The required CPU time for computing the weight shown in Table 2 has a similar tendency to that of the efficiency analysis shown in Section 3.4. When considering the total CPU time, it is assumed that all algorithms spend most of the CPU time in updating the weight and merging SoG variables (or particles) to simplify the analysis. From the total CPU time results, we can see the following:

• The total computational burden ratio of the proposed eCDRO-SLAM over the CDRO-SLAM ($9.20/22.7\approx 0.405$) is smaller than the expected ratio of the weight ($0.101/0.170\approx 0.594$), since the eCDRO-SLAM is efficiently implemented for both updating and merging SoG processes.
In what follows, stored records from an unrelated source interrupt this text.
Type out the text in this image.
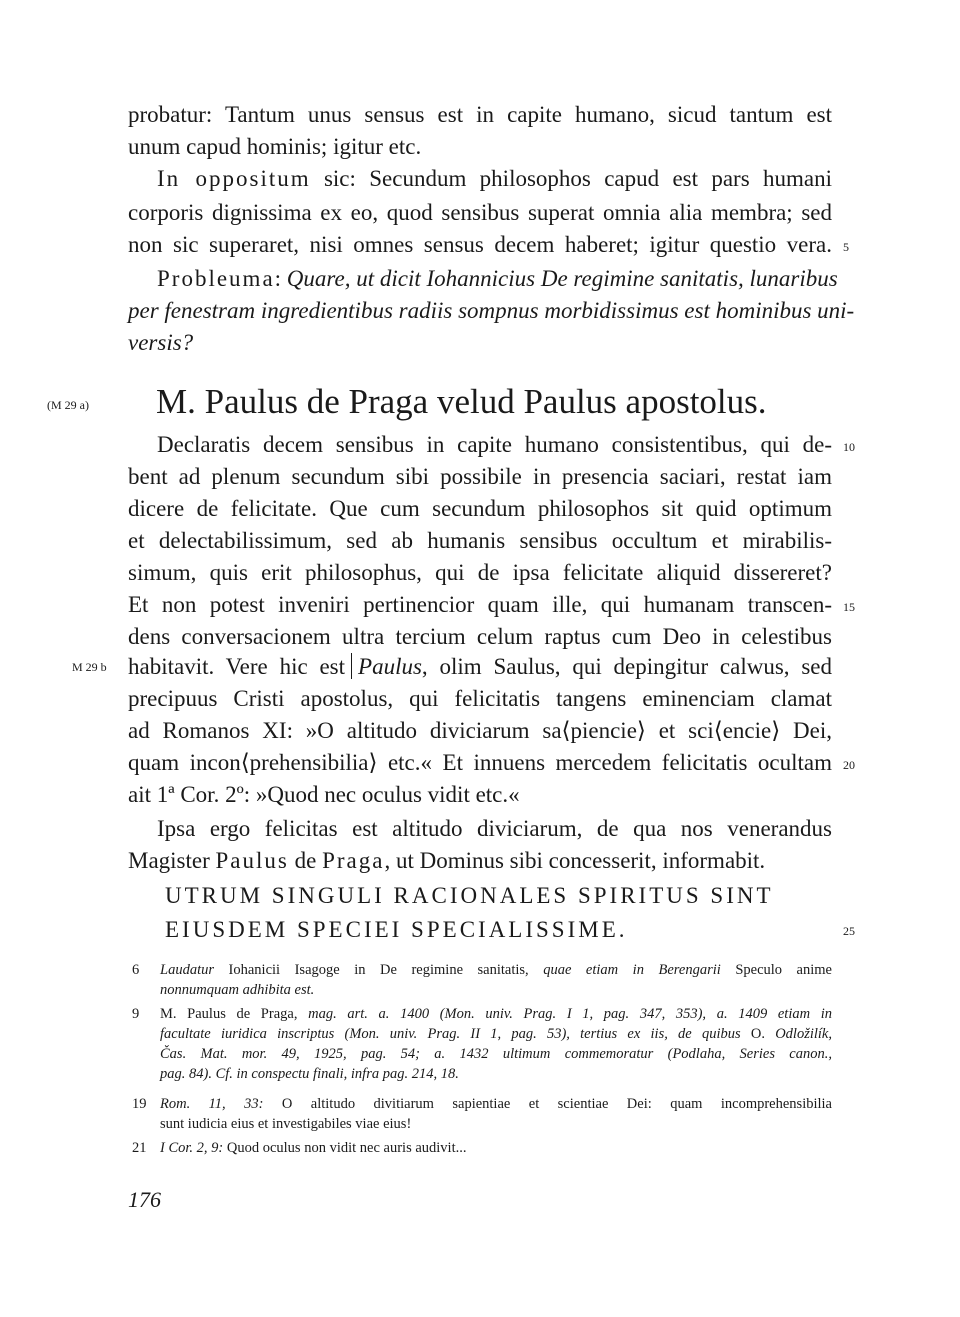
probatur: Tantum unus sensus est in capite humano, sicud tantum est

unum capud hominis; igitur etc.

In oppositum sic: Secundum philosophos capud est pars humani

corporis dignissima ex eo, quod sensibus superat omnia alia membra; sed

non sic superaret, nisi omnes sensus decem haberet; igitur questio vera.

Probleuma: Quare, ut dicit Iohannicius De regimine sanitatis, lunaribus

per fenestram ingredientibus radiis sompnus morbidissimus est hominibus uni-

versis?

5
(M 29 a) M. Paulus de Praga velud Paulus apostolus.

Declaratis decem sensibus in capite humano consistentibus, qui de-

bent ad plenum secundum sibi possibile in presencia saciari, restat iam

dicere de felicitate. Que cum secundum philosophos sit quid optimum

et delectabilissimum, sed ab humanis sensibus occultum et mirabilis-

simum, quis erit philosophus, qui de ipsa felicitate aliquid dissereret?

Et non potest inveniri pertinencior quam ille, qui humanam transcen-

dens conversacionem ultra tercium celum raptus cum Deo in celestibus

10
15
M 29 b habitavit. Vere hic est Paulus, olim Saulus, qui depingitur calwus, sed

precipuus Cristi apostolus, qui felicitatis tangens eminenciam clamat

ad Romanos XI: »O altitudo diviciarum sa⟨piencie⟩ et sci⟨encie⟩ Dei,

quam incon⟨prehensibilia⟩ etc.« Et innuens mercedem felicitatis ocultam

ait 1ª Cor. 2º: »Quod nec oculus vidit etc.«

20

Ipsa ergo felicitas est altitudo diviciarum, de qua nos venerandus

Magister Paulus de Praga, ut Dominus sibi concesserit, informabit.

UTRUM SINGULI RACIONALES SPIRITUS SINT

EIUSDEM SPECIEI SPECIALISSIME.	25

6	Laudatur Iohanicii Isagoge in De regimine sanitatis, quae etiam in Berengarii Speculo anime

nonnumquam adhibita est.

9	M. Paulus de Praga, mag. art. a. 1400 (Mon. univ. Prag. I 1, pag. 347, 353), a. 1409 etiam in

facultate iuridica inscriptus (Mon. univ. Prag. II 1, pag. 53), tertius ex iis, de quibus O. Odložilík,

Čas. Mat. mor. 49, 1925, pag. 54; a. 1432 ultimum commemoratur (Podlaha, Series canon.,

pag. 84). Cf. in conspectu finali, infra pag. 214, 18.

19 Rom. 11, 33: O altitudo divitiarum sapientiae et scientiae Dei: quam incomprehensibilia

sunt iudicia eius et investigabiles viae eius!

21 I Cor. 2, 9: Quod oculus non vidit nec auris audivit...

176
As indicated in Section 3.4, the efficiency of the eCDRO-SLAM is about half that of the CDRO-SLAM.
• The eCDRO-SLAM requires $9.20-0.101\times (9\times 8)=1.93$ ms to merge SoG variables between all inter-nodes, and the EPRO-SLAM needs $1.70-0.032=1.67$ ms to merge only one SoG distribution. This efficiency of the eCDRO-SLAM is obtained due to the fast convergence of the weight and because small enough weights are dropped in the merging process. Furthermore, the eCDRO-SLAM is computationally efficient in terms of achieving a similar ambiguity level, since the EPRO-SLAM may require $M=9$ iterations (see Section 3.4) and, in this case, it needs 1.7 ms × 9 = 15.3 ms in total.
• Despite the cooperative approach, the proposed eCDRO-SLAM was executed using a smaller total CPU time than the non-cooperative RBPF-RO-SLAM. Note that the RBPF-RO-SLAM spends most of the CPU time for transforming particles into a Gaussian filter.

5. Conclusions

In this paper, an efficient cooperative dynamic RO-SLAM (eCDRO-SLAM) based on the sum of Gaussian (SoG) filter integrating all inter-node measurements for the localization was proposed. A new framework to update the SoG variables using the inter-node measurements leads to faster map estimation with less error than conventional RO-SLAM algorithms using the direct measurements only. Also, several efficient implementation techniques such as the weight symmetry of the SoG distributions were introduced to alleviate the additional computational burden induced when calculating the SoG variables between inter-nodes.

Furthermore, the proposed eCDRO-SLAM was designed to track the movement of some nodes by resetting and updating the SoG variables. With the dynamic property and computational efficiency, its application can be extended to various dynamic environments that are full of movable objects such as unstable disaster sites, unstructured fields, or temporal deployment of robots/devices.

As a future work, a sensor fusion approach integrating the IMU, odometry, and range sensor will be considered to improve the localization and node tracking performance. Furthermore, we will apply the proposed algorithm to various RO-SLAM applications such as robot-assisted search and rescue application and ambient intelligence environments.